The difference here lies in the approach. Claude Code Security does not generate code blindly. It attempts to demonstrate that its finding is valid before proposing a fix. We move from a fix perceived as spam to an argued proposal, backed by logical reasoning. This capability relies on the Claude Sonnet 4.6 model in the background.

Why did financial markets react?

On February 23, companies such as CrowdStrike, Zscaler, and Okta lost up to ten points in market valuation. Yet these companies do not offer SAST or DAST tools. They operate in other segments of cybersecurity, such as endpoint protection, identity management, or network security.

So what explains the drop in stock prices?

In my view, it reflects a misunderstanding of cybersecurity. It is not a single tool. It is a broad ecosystem, ranging from server configuration to phishing awareness training. A tool that checks code will not replace identity management or physical infrastructure protection.
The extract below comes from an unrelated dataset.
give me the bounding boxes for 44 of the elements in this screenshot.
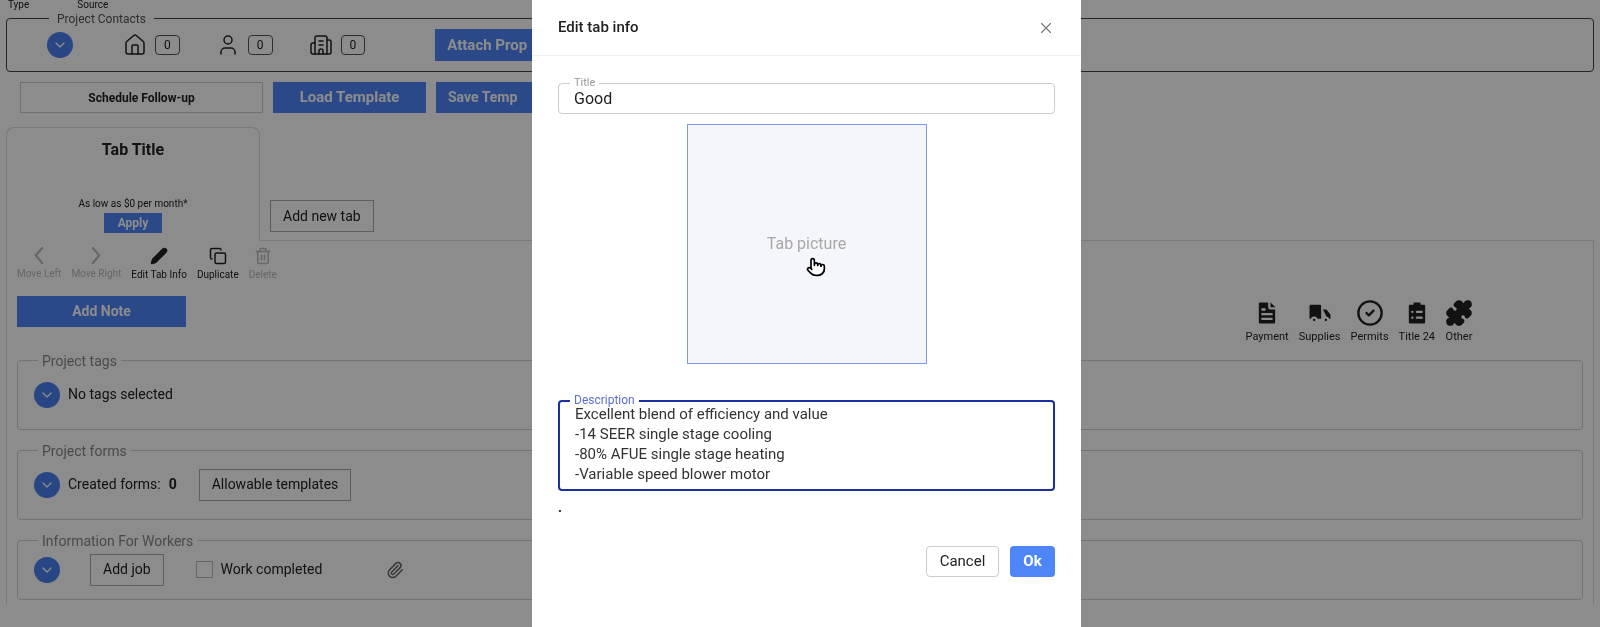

But the market anticipates something else. It fears that certain functions, once sold as specialized products, may tomorrow be integrated as simple features of low-cost AI agents. If part of SAST becomes obsolete, other segments could follow. That fear partly explains the nervous reaction.

In summary, Claude Code Security is not just another scanner. It is not simply another SAST or DAST tool. By replacing pattern-based detection with logical reasoning, it makes part of the traditional toolset less relevant. That alone is enough to shake the market.

But it does not replace cybersecurity. It transforms it.

In the end, the most powerful tool remains the one between the keyboard and the screen. Technology evolves quickly, but vigilance cannot be delegated.